I groan and drag my fingers over my face again. Why am I trying to sabotage this for myself? Why am I trying to make Harry as miserable as I am? He doesn’t deserve to be miserable. He deserves to be the happiest person alive. He’s been nothing but kind, and gentle, and patient with me. Fuck, he’s been so patient. And I’ve been such an asshole.
He deserves to have everything his heart has ever desired . . .
“I love you,” I say. “I’m such a fucking idiot. I’m so sorry for everything. I’m so fucking sorry. We weren’t ever officially a couple, but like . . . technically we were, and I behaved like such a dingus.”
“You were a dingus.”
“I thought that if I kept you at a distance, neither of us would get our hearts broken, but I’m only realising now that my heart had always been broken, and you were the glue that came along and held the pieces together.”

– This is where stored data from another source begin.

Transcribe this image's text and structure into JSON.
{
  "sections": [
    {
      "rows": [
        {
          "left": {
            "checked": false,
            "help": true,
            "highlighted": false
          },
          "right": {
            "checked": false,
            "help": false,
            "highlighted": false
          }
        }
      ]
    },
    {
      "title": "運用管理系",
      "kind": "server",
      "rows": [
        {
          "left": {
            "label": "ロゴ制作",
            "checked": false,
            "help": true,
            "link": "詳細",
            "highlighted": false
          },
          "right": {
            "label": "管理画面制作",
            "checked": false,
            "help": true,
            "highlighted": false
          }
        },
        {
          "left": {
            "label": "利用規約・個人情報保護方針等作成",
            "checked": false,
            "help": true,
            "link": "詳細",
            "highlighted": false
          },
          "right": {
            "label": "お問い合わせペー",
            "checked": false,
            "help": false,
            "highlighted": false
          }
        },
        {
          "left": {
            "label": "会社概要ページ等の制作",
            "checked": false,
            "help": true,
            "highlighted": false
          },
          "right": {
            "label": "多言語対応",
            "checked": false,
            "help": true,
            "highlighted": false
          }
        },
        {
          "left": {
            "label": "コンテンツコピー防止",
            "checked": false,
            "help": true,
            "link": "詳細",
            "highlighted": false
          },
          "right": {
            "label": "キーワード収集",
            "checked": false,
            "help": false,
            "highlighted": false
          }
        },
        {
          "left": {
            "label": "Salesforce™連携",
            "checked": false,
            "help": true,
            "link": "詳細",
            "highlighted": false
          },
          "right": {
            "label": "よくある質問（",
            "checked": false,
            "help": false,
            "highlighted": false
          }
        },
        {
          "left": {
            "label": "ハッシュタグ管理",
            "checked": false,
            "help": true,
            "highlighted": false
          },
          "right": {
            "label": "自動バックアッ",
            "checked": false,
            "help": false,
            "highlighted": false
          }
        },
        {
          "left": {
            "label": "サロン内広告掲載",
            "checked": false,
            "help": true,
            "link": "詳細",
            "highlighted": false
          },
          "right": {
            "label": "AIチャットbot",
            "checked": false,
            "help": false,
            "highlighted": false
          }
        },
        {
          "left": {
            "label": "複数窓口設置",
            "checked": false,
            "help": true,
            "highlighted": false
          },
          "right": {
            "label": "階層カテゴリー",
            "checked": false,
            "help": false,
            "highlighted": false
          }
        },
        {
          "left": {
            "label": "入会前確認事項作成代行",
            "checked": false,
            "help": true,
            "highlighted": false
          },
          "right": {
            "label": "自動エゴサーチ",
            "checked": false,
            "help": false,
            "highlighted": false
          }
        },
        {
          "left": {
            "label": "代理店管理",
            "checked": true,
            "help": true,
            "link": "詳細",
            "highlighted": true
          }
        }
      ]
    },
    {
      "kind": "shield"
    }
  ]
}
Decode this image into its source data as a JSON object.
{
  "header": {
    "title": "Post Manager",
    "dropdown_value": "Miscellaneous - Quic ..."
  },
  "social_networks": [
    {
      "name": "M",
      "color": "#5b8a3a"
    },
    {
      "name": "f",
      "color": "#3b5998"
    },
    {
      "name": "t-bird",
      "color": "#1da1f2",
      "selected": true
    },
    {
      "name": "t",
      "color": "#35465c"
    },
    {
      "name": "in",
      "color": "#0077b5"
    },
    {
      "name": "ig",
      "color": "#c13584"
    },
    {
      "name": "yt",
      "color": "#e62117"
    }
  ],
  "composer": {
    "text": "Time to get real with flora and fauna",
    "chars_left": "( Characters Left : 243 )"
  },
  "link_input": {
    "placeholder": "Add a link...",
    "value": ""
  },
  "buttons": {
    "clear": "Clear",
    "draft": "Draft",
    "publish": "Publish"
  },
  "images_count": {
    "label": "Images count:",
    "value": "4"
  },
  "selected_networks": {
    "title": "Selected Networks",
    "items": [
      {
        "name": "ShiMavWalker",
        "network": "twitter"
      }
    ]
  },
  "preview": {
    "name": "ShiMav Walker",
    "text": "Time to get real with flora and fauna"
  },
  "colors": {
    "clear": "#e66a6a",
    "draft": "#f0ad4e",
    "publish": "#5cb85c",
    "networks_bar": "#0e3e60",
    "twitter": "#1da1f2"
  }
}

I’m fucking crying again, because of course I am.
“Harry, I can’t promise that I won’t have random freak-outs. I’m too deeply embedded in this idea that I’m not . . . loveable. But I love you, actually, and I know you love me too. And I’m so fucking scared, oh my god, but yeah, okay, you’re right. I want to be with you. I really want you to be my boyfriend.”
I exhale as though I’ve just ridden the world’s most exhilarating roller coaster.
Harry punches the air. “Fuck yeah! We’re in this now. No backsies. I love you.”
“Oh my god!” I scream. I still can’t quite believe that this imperfectly perfect man before me is mine. All mine. One hundred per cent Orlando Oakham-Goodwin’s. “I love you too.”
“Can I kiss you?”
“Absolutely not, salami breath. No, you can’t.”
Harry swigs his red wine, swishes it around his mouth, and swallows. “Now?”
“Fine.”
He abandons the plonk beside the bed, cups my face with both hands, and kisses me.